The psychosocial effects of childhood cancer
The stresses from cancer are astoundingly traumatic: Specific posttraumatic stress disorder (PTSD) symptoms affect nearly 75% of youth during or after treatment. Hospital stays, possible recurrence, being surrounded by death at a young age—these events are genuinely traumatic. Thinking back, the idea that I needed to grapple with the concept of mortality before I had even grown in my adult teeth is unsettling. Even having survived cancer, dealing with the fear of reoccurance is an ever-present stressor. Studies find anxiety and depression can actually get worse for those in remission as they come to terms with life and the spectre of cancer.
While experts continue to study the genetic and biological connections between alcohol and cancer, the very real connection between substance abuse and stress has been studied since the 1980s. Internalized childhood stress rears its ugly head everywhere, at school, with family, and ultimately, in the bar. How a survivor chooses to deal with the stress reveals different behaviors. For some, that may mean hypervigilance over their health conditions, and many survivors do present severe health anxiety. Others may become avoidant of hospitals, health responsibility, and safe lifestyle practices. Avoidance as a coping mechanism has a history of creating risky behaviors like binge drinking.
Seen as a reaction to the stresses of living with cancer, it is no surprise those survivors with the highest incidence of binge drinking also reported “good” health. This is the camp I definitely belong to: Admitting illness opens a door to testing, needles, blood, and so many things I wanted to avoid my whole childhood. Hilary Marusak of Scientific American illustrates how significantly this lines up with symptoms of PTSD:
“Posttraumatic stress symptoms may include nightmares or flashbacks, a desire to avoid people, places, or things associated with the experience, a difficulty in feeling emotions, feeling helpless, distant, or cut off from others, and feeling anxious or easily startled.”

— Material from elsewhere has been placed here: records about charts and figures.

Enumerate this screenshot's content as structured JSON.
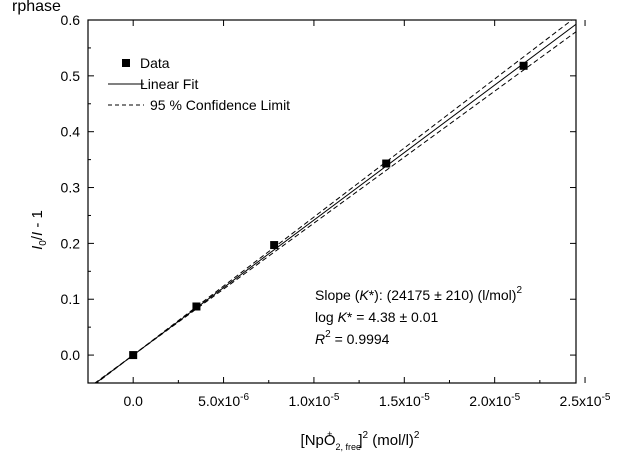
{
  "caption_fragment": "rphase",
  "chart_data": {
    "type": "scatter",
    "x_tick_labels": [
      "0.0",
      "5.0x10-6",
      "1.0x10-5",
      "1.5x10-5",
      "2.0x10-5",
      "2.5x10-5"
    ],
    "y_tick_labels": [
      "0.0",
      "0.1",
      "0.2",
      "0.3",
      "0.4",
      "0.5",
      "0.6"
    ],
    "xlim": [
      -2.5e-06,
      2.45e-05
    ],
    "ylim": [
      -0.05,
      0.6
    ],
    "x_ticks": [
      0,
      5e-06,
      1e-05,
      1.5e-05,
      2e-05,
      2.5e-05
    ],
    "y_ticks": [
      0,
      0.1,
      0.2,
      0.3,
      0.4,
      0.5,
      0.6
    ],
    "grid": false,
    "legend_position": "top-left",
    "series": [
      {
        "name": "Data",
        "kind": "markers",
        "x": [
          0,
          3.5e-06,
          7.8e-06,
          1.4e-05,
          2.16e-05
        ],
        "y": [
          0.0,
          0.087,
          0.197,
          0.343,
          0.518
        ]
      },
      {
        "name": "Linear Fit",
        "kind": "line",
        "slope": 24175,
        "intercept": 0.0
      },
      {
        "name": "95 % Confidence Limit",
        "kind": "dashed",
        "upper": {
          "slope": 24720,
          "intercept": 0.0
        },
        "lower": {
          "slope": 23630,
          "intercept": 0.0
        }
      }
    ],
    "xlabel": {
      "main": "[NpO",
      "sub": "2, free",
      "sup": "+",
      "close": "]",
      "exp": "2",
      "unit_text": " (mol/l)",
      "unit_exp": "2"
    },
    "ylabel": {
      "i1": "I",
      "sub": "0",
      "slash": "/",
      "i2": "I",
      "rest": " - 1"
    },
    "annotation": {
      "line1_a": "Slope (",
      "line1_k": "K",
      "line1_b": "*): (24175 ± 210) (l/mol)",
      "line1_exp": "2",
      "line2_a": "log ",
      "line2_k": "K",
      "line2_b": "* = 4.38 ± 0.01",
      "line3_r": "R",
      "line3_exp": "2",
      "line3_b": " = 0.9994"
    }
  }
}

Both anxious and avoidant responses are rooted in the traumatic stresses of living post-diagnosis. I am one of the lucky ones, not just being in remission, but escaping the most extreme treatments like radiation. But for the rest of my life, I will have to cope with risks to my health I could have never imagined before. Binge-drinking is a very real threat, a byproduct of growing up in a hospital.
But that’s the part they don’t tell you about childhood cancer. It isn’t just beating the disease that makes you healthy, but surviving the aftermath.